Several streets in South Baltimore were brilliantly illuminated last night in honor of the day celebrated, but the crowning feature of the illumination was had on Orchard street between Druid Hill and Pennsylvania avenues. Every house on Orchard street was illuminated and many of them on a scale of magnificence candles being ignored the illuminating process being achieved by means of glass vessels of almost every hue filled with burning tapers steeped in oil. Chinese lanterns in great profusion blazed along the entire street and several of the houses were decorated with transparencies and evergreens. In Old Town and on Fell's Point, the illumination was also indulged in.


Mr. E.R. Petherbridge and James T. Caulk were placed in charge of the reception rooms at the Eutaw House and refreshed the invited guests in a most excellent style.

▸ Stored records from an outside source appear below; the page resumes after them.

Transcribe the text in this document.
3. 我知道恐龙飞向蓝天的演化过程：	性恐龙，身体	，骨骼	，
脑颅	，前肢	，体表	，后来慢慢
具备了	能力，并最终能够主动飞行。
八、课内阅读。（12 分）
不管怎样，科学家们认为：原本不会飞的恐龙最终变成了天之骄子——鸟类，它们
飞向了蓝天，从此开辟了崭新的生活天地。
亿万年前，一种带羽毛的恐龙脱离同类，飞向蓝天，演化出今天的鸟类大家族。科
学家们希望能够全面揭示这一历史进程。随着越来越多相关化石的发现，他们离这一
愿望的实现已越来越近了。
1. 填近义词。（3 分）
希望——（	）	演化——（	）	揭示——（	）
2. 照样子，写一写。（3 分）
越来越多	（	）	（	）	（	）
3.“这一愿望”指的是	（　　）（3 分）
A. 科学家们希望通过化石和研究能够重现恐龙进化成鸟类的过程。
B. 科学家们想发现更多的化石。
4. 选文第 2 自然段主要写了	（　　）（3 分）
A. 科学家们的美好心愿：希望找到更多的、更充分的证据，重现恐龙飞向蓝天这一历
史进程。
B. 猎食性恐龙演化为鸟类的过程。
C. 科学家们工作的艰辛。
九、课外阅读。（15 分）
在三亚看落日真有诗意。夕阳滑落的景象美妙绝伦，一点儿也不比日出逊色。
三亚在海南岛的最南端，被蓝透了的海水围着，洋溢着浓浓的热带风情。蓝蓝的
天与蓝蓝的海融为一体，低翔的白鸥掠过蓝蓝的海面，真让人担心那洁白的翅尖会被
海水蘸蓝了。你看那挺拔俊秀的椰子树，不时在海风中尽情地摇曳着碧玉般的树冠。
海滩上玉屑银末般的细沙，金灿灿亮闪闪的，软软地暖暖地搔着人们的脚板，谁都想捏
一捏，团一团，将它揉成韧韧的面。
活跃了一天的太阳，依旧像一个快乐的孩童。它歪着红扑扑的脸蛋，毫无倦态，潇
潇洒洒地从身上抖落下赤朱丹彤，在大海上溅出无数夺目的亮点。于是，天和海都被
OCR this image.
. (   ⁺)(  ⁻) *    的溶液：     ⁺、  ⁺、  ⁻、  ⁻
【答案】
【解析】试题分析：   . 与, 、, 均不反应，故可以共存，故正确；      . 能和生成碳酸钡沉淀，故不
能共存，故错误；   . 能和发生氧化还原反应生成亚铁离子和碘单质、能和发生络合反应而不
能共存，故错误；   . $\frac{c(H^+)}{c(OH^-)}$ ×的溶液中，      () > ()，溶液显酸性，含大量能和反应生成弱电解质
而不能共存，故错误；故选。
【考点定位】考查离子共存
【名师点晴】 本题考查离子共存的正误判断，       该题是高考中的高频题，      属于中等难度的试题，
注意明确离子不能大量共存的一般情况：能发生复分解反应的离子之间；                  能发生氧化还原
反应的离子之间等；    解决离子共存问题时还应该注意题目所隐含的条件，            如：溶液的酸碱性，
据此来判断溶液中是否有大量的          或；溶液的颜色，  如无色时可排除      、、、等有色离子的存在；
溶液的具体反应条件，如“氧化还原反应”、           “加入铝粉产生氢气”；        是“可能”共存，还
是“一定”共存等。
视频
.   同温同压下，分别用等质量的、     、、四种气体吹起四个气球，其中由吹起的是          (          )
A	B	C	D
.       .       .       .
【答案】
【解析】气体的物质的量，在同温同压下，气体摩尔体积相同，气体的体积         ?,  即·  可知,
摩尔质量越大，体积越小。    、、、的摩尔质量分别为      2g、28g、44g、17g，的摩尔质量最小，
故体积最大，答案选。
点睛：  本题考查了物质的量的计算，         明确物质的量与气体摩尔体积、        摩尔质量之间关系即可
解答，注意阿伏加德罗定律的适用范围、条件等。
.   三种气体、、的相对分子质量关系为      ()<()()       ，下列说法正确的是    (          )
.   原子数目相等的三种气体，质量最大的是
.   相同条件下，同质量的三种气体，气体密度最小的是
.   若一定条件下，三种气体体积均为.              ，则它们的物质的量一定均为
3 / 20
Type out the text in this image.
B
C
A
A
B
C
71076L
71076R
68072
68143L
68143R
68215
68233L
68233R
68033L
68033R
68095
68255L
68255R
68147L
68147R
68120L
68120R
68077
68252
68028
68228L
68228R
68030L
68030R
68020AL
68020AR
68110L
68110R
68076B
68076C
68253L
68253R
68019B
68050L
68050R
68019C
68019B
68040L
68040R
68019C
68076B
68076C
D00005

Yesterday morning Company A of the Boys in Blue Captain John C. Fortie was presented with a beautiful silk burgee, on which were the letters, "Boys in Blue," by the ladies of the Fourteenth ward. The presentation took place at the residence of Mr. John H. Lee No. 33 Vine street, by Miss Cephus who made the following address to which Captain Fortie on behalf of the company, appropriately responded.

Gentlemen -- The ladies of the Fifteenth ward are here to testify how highly they appreciate you as colored American citizens. Almighty God in His great goodness has been pleased to make the grand armies of the Union His instruments and agents in crushing out the rebellion and exterminating the hateful institution of human slavery. The Fifteenth Amendment which enfranchises our race was proposed by Congress and submitted to the several States for their ratification, and it has been ratified by a majority of the States, and has been officially proclaimed by the President and Secretary of State and now is the law of the land, and we celebrate this day in honor of that glorious event. And now gentlemen I present you thi banner in behalf of the ladies of the ward and hope that you will ever cherish it as the symbol of freedom.

"And long may it wave O'er the land of the free and the home of the brave."